Chambers News
Tim Scott KC appears in AO v EO [2026] EWFC 30 (B)
26 February 2026This was a textbook jurisdiction and forum case. The parties are Nigerian. They lived in Nigeria until their marriage in 2001 and afterwards until 2012 when they obtained Tier 1 investor visas to live in the UK. From that time W and the children were mainly based in England. The parties’ third child was born in England in 2014. In 2016 they bought a house in England which was rebuilt at great expense as a family home and which became (probably) the most valuable asset in the case. However, H continued to be employed in Nigeria where there were also family businesses.
By 2021 W was worried about the state of the marriage and she and the youngest child moved to Nigeria to be with H. In September 2023 the parties separated finally. In January 2024 W moved back to England.
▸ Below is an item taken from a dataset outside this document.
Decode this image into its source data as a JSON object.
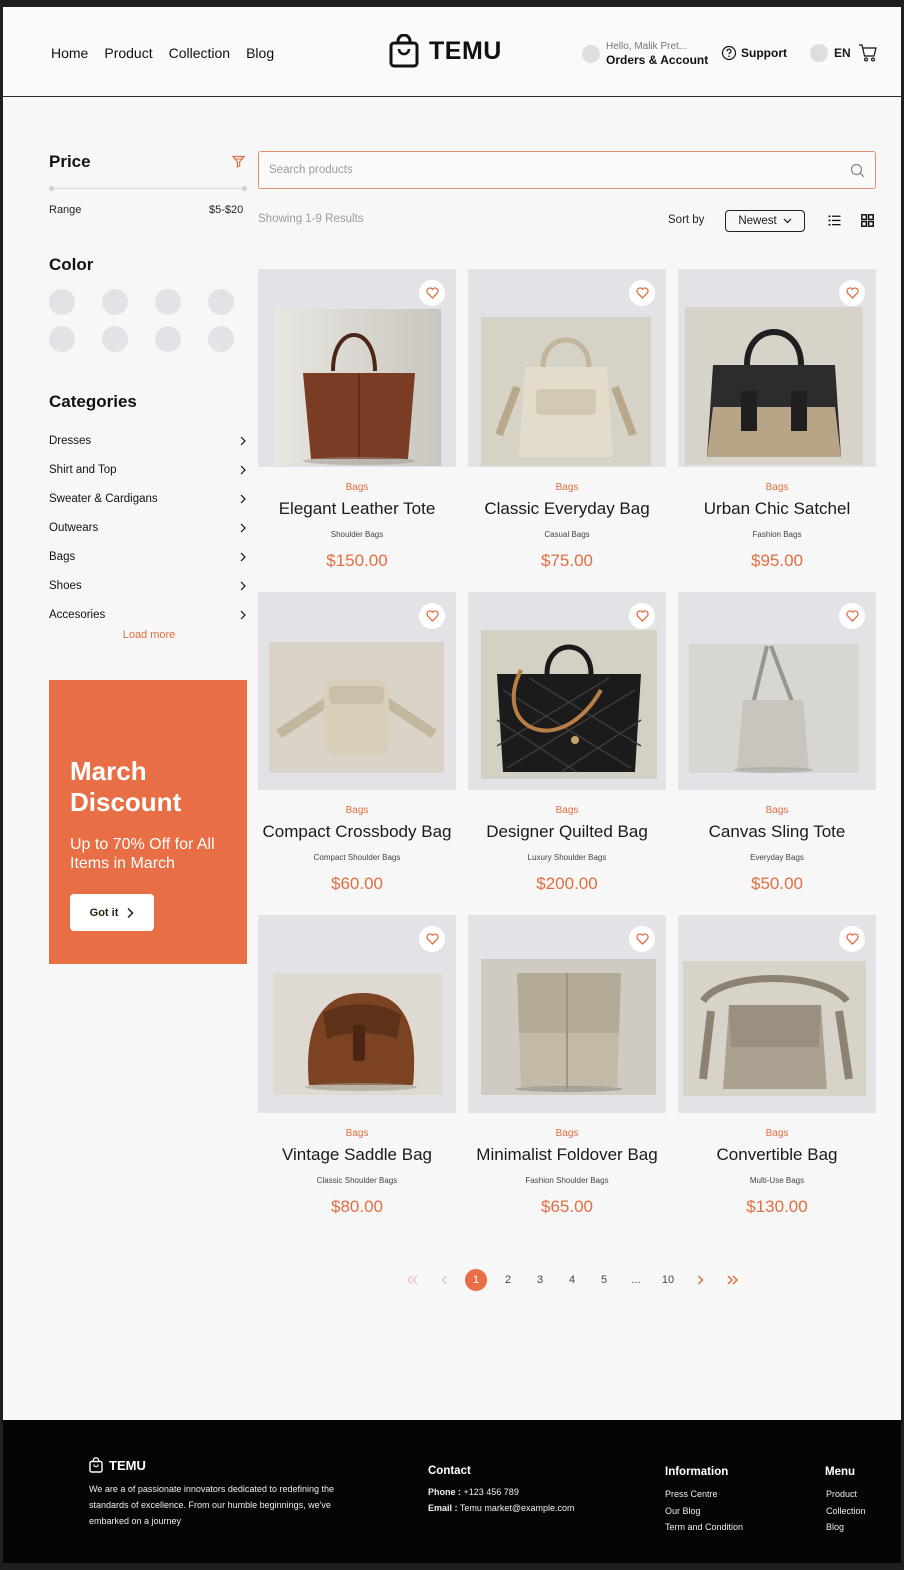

In May 2024 she started judicial separation proceedings in Nigeria, but in January 2025 she withdrew these and made a divorce application in England. H countered with divorce proceedings in Nigeria.
Jurisdiction. The only jurisdictional basis which W relied on was that she was habitually resident in England at the date of the application and had resided there for at least one year immediately before that. H argued that this required her to prove that she had been habitually resident in England during the one year period immediately before the application.
It will be recalled that in relation to the similar (but not identical) jurisdictional provision in the Brussels II Revised Regulation there was a difference of judicial opinion as to whether the residence for one year before the proceedings needed to be habitual in character; or whether mere residence was enough. This was known as the Marinos / Munro debate.
Judge Hess found that in the current (post-Brexit) version of the statute the one year period of residence does not have to have been habitual. If the intention had been to require a one year period of habitual residence, the Parliamentary drafter could have reverted to the pre-Brussels II version of the statute in which that requirement was spelled out. Conversely the present wording does not say that. On the facts of this case W satisfied the present residence requirements.
Forum. The decision on forum was more finely balanced. There were strong links with both jurisdictions. However, at this stage the onus was on H to show that Nigeria was the more appropriate jurisdiction for the divorce and financial proceedings. H particularly relied on the fact that since the breakdown of the marriage W had started several civil actions in Nigeria to preserve matrimonial assets. He argued that this showed that W had confidence in the Nigerian courts.
However, Judge Hess found that H had not succeeded in showing that Nigeria was the more appropriate forum. The family’s links with England were strong and W had relocated back to England in January 2024. The very valuable family home is in England. The expert evidence on Nigerian law suggested that the powers of the Nigerian court to delve into H’s financial affairs were not as extensive as those of the English court. W’s civil actions in Nigeria could be taken into account in English FR proceedings.
Outcome. H’s challenges to both jurisdiction and forum were dismissed. Judge Hess gave directions for the progress of W’s substantive FR application. H was ordered to pay W’s costs of the jurisdiction and forum dispute, summarily assessed at £75,000.